Benchmarks and Datasets

Zhang et al. contributed the Hilti-Oxford dataset. This amazing dataset, collected on construction sites and also at the Sheldonian Theatre in Oxford, was used in the 2022 Hilti SLAM Challenge. It comprises accurate ground truth and different sensor data such as cameras, LiDAR and IMUs (including temporal and spatial calibration). The dataset contains lots of different scenarios with some challenges for SLAM systems such featureless areas, low lighting conditions, long corridors and dynamic objects. The challenge conclusions demonstrate that a combination of LiDAR and IMU shows the best performance in these difficult scenarios, whereas visual inertial systems struggle much more. 

Other

NeRF2Real from Byravan et al.  proposes a NeRF-based method for generating novel images for training navigation agents. The method trains a NeRF scene representation that is able to produce 80×60 pixel images consumed during the agent training. The obtained reinforcement learning model can control a real bipedal robot pushing a ball to a given location in a room-scale scene. This work highlights that the modern neural scene representations can synthesise realistic-looking images for training navigation models applicable to real robots. It also demonstrates the limits of those representations, because the ability to generate 80×60 pixel images is clearly not enough to train models that could compete in accuracy with modern visual SLAM systems.

Mazur et al. presented Feature-Realistic Neural Fusion.

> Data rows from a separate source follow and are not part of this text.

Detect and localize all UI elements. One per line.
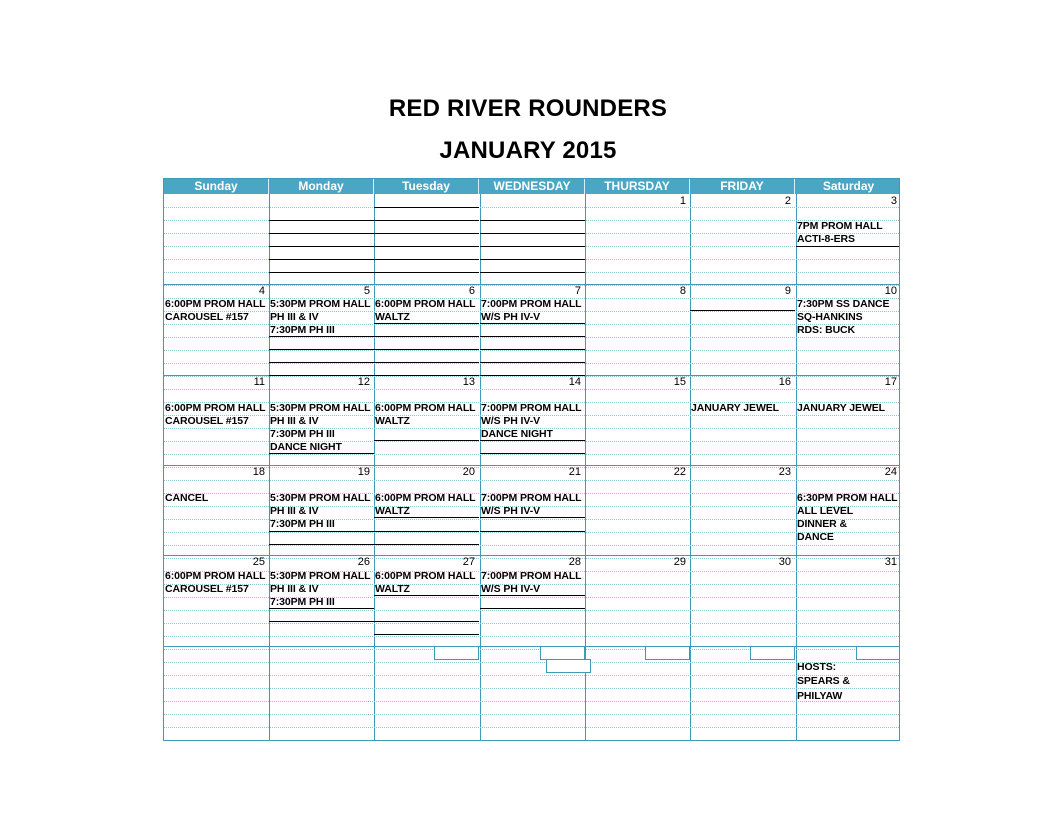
day-number: 21 xyxy=(568,466,581,478)
day-header-row xyxy=(164,179,900,194)
day-number: 23 xyxy=(778,466,791,478)
cell-underline xyxy=(796,246,900,247)
row-line xyxy=(164,688,900,689)
cell-underline xyxy=(374,349,479,350)
row-line xyxy=(164,610,900,611)
cell-underline xyxy=(480,336,585,337)
event-line: WALTZ xyxy=(375,311,410,323)
day-number: 20 xyxy=(462,466,475,478)
event-line: 5:30PM PROM HALL xyxy=(270,402,371,414)
event-line: CAROUSEL #157 xyxy=(165,415,249,427)
cell-underline xyxy=(480,453,585,454)
event-line: PH III & IV xyxy=(270,415,319,427)
day-number: 10 xyxy=(884,285,897,297)
notes-box xyxy=(856,646,900,660)
cell-underline xyxy=(374,362,479,363)
cell-underline xyxy=(480,259,585,260)
day-number: 7 xyxy=(574,285,581,297)
cell-underline xyxy=(374,259,479,260)
header-tuesday: Tuesday xyxy=(374,179,479,194)
day-number: 29 xyxy=(673,556,686,568)
event-line: 6:00PM PROM HALL xyxy=(165,402,266,414)
cell-underline xyxy=(690,310,795,311)
row-line xyxy=(164,623,900,624)
notes-box xyxy=(434,646,479,660)
day-number: 30 xyxy=(778,556,791,568)
day-number: 8 xyxy=(679,285,686,297)
event-line: ACTI-8-ERS xyxy=(797,233,855,245)
event-line: 7:00PM PROM HALL xyxy=(481,492,582,504)
event-line: 6:00PM PROM HALL xyxy=(375,570,476,582)
cell-underline xyxy=(374,272,479,273)
day-number: 17 xyxy=(884,376,897,388)
event-line: 5:30PM PROM HALL xyxy=(270,570,371,582)
hosts-note: PHILYAW xyxy=(797,690,843,702)
notes-box xyxy=(540,646,585,660)
row-line xyxy=(164,454,900,455)
event-line: 6:30PM PROM HALL xyxy=(797,492,898,504)
row-line xyxy=(164,636,900,637)
cell-underline xyxy=(374,336,479,337)
cell-underline xyxy=(374,544,479,545)
day-number: 9 xyxy=(784,285,791,297)
calendar-month: JANUARY 2015 xyxy=(439,137,617,164)
cell-underline xyxy=(269,544,374,545)
event-line: 7:30PM PH III xyxy=(270,596,335,608)
row-line xyxy=(164,207,900,208)
cell-underline xyxy=(480,272,585,273)
row-line xyxy=(164,727,900,728)
hosts-note: SPEARS & xyxy=(797,675,850,687)
cell-underline xyxy=(269,246,374,247)
event-line: CANCEL xyxy=(165,492,209,504)
day-number: 25 xyxy=(252,556,265,568)
row-line xyxy=(164,662,900,663)
day-number: 13 xyxy=(462,376,475,388)
header-monday: Monday xyxy=(269,179,374,194)
event-line: ALL LEVEL xyxy=(797,505,854,517)
event-line: DINNER & xyxy=(797,518,847,530)
cell-underline xyxy=(269,531,374,532)
cell-underline xyxy=(374,621,479,622)
day-number: 28 xyxy=(568,556,581,568)
cell-underline xyxy=(269,349,374,350)
event-line: 7:30PM PH III xyxy=(270,324,335,336)
day-number: 3 xyxy=(890,195,897,207)
cell-underline xyxy=(269,621,374,622)
day-number: 5 xyxy=(363,285,370,297)
event-line: 7:30PM SS DANCE xyxy=(797,298,890,310)
event-line: PH III & IV xyxy=(270,311,319,323)
cell-underline xyxy=(374,531,479,532)
cell-underline xyxy=(480,440,585,441)
day-number: 24 xyxy=(884,466,897,478)
cell-underline xyxy=(374,323,479,324)
event-line: 6:00PM PROM HALL xyxy=(375,298,476,310)
day-number: 26 xyxy=(357,556,370,568)
event-line: DANCE xyxy=(797,531,834,543)
cell-underline xyxy=(374,233,479,234)
event-line: DANCE NIGHT xyxy=(481,428,553,440)
hosts-note: HOSTS: xyxy=(797,661,837,673)
cell-underline xyxy=(374,207,479,208)
cell-underline xyxy=(269,259,374,260)
cell-underline xyxy=(269,453,374,454)
event-line: DANCE NIGHT xyxy=(270,441,342,453)
event-line: WALTZ xyxy=(375,583,410,595)
header-thursday: THURSDAY xyxy=(585,179,690,194)
event-line: CAROUSEL #157 xyxy=(165,311,249,323)
day-number: 1 xyxy=(679,195,686,207)
row-line xyxy=(164,350,900,351)
cell-underline xyxy=(480,349,585,350)
event-line: PH III & IV xyxy=(270,505,319,517)
header-wednesday: WEDNESDAY xyxy=(480,179,585,194)
header-saturday: Saturday xyxy=(822,179,875,193)
cell-underline xyxy=(480,246,585,247)
notes-box xyxy=(546,659,591,673)
day-number: 27 xyxy=(462,556,475,568)
event-line: SQ-HANKINS xyxy=(797,311,863,323)
event-line: 5:30PM PROM HALL xyxy=(270,298,371,310)
cell-underline xyxy=(374,246,479,247)
row-line xyxy=(164,701,900,702)
event-line: 7PM PROM HALL xyxy=(797,220,883,232)
day-number: 4 xyxy=(258,285,265,297)
event-line: 6:00PM PROM HALL xyxy=(165,570,266,582)
event-line: W/S PH IV-V xyxy=(481,505,540,517)
cell-underline xyxy=(480,323,585,324)
day-number: 18 xyxy=(252,466,265,478)
row-line xyxy=(164,337,900,338)
row-line xyxy=(164,389,900,390)
day-number: 14 xyxy=(568,376,581,388)
day-number: 12 xyxy=(357,376,370,388)
event-line: RDS: BUCK xyxy=(797,324,856,336)
day-number: 19 xyxy=(357,466,370,478)
event-line: 5:30PM PROM HALL xyxy=(270,492,371,504)
day-number: 15 xyxy=(673,376,686,388)
row-line xyxy=(164,714,900,715)
cell-underline xyxy=(374,595,479,596)
event-line: 6:00PM PROM HALL xyxy=(375,492,476,504)
cell-underline xyxy=(480,362,585,363)
day-number: 31 xyxy=(884,556,897,568)
row-line xyxy=(164,532,900,533)
calendar-grid xyxy=(163,178,900,741)
cell-underline xyxy=(480,531,585,532)
event-line: 7:30PM PH III xyxy=(270,428,335,440)
event-line: 7:30PM PH III xyxy=(270,518,335,530)
event-line: 6:00PM PROM HALL xyxy=(375,402,476,414)
header-friday: FRIDAY xyxy=(690,179,795,194)
cell-underline xyxy=(374,517,479,518)
event-line: PH III & IV xyxy=(270,583,319,595)
row-line xyxy=(164,545,900,546)
event-line: 7:00PM PROM HALL xyxy=(481,402,582,414)
row-line xyxy=(164,363,900,364)
day-number: 6 xyxy=(468,285,475,297)
calendar-title: RED RIVER ROUNDERS xyxy=(388,95,668,122)
event-line: W/S PH IV-V xyxy=(481,583,540,595)
cell-underline xyxy=(269,233,374,234)
day-number: 22 xyxy=(673,466,686,478)
cell-underline xyxy=(269,272,374,273)
cell-underline xyxy=(269,220,374,221)
cell-underline xyxy=(269,336,374,337)
cell-underline xyxy=(374,440,479,441)
day-number: 16 xyxy=(778,376,791,388)
cell-underline xyxy=(374,220,479,221)
day-number: 2 xyxy=(784,195,791,207)
row-line xyxy=(164,675,900,676)
event-line: 6:00PM PROM HALL xyxy=(165,298,266,310)
event-line: W/S PH IV-V xyxy=(481,415,540,427)
event-line: CAROUSEL #157 xyxy=(165,583,249,595)
event-line: JANUARY JEWEL xyxy=(691,402,779,414)
row-line xyxy=(164,480,900,481)
header-sunday: Sunday xyxy=(164,179,269,194)
cell-underline xyxy=(374,634,479,635)
cell-underline xyxy=(480,220,585,221)
cell-underline xyxy=(269,608,374,609)
event-line: 7:00PM PROM HALL xyxy=(481,570,582,582)
event-line: W/S PH IV-V xyxy=(481,311,540,323)
cell-underline xyxy=(480,608,585,609)
cell-underline xyxy=(269,362,374,363)
cell-underline xyxy=(480,517,585,518)
event-line: WALTZ xyxy=(375,505,410,517)
notes-box xyxy=(645,646,690,660)
cell-underline xyxy=(480,595,585,596)
day-number: 11 xyxy=(253,376,265,388)
event-line: WALTZ xyxy=(375,415,410,427)
event-line: 7:00PM PROM HALL xyxy=(481,298,582,310)
notes-box xyxy=(750,646,795,660)
cell-underline xyxy=(480,233,585,234)
event-line: JANUARY JEWEL xyxy=(797,402,885,414)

In this work the authors show how a neural field encoded in an MLP-Nerf Style can fuse feature maps from multiple views into a single volumetric representation. This enables a system where semantic labels of unknown objects (open set) can be  propagated in 3D from a few user interactions. Moreover, it is integrated into a SLAM system based on iMAP, showing very interesting use cases for robotics (video here). 

Fischer and Milford demonstrated that only a small subset of pixels (but from discriminative image regions) can be used for efficient visual localization when using event cameras which is a very interesting finding for compute and memory constrained platforms.

Special congratulations to the team behind Kimera-Multi: Robust, Distributed, Dense Metric-Semantic SLAM for Multi-Robot Systems. This work was awarded with the prestigious IEEE Transactions on Robotics King-Sun Fu Memorial Best Paper Award. Kimera-Multi is a very impressive system and it is currently the reference method for multi-robot dense metric-semantic SLAM. The authors kindly contributed the source code of their system to the robotics community.

We hope you have enjoyed reading this blog about ICRA 2023 technical papers. We are looking forward to ICRA 2024 in Yokohama, Japan, where the Slamcore team will be presenting two works SeMLaPS: Real-time Semantic Mapping with Latent Prior Networks and Quasi-Planar Segmentation and Orientation-Aware Hierarchical, Adaptive-Resolution A* Algorithm for UAV Trajectory Planning.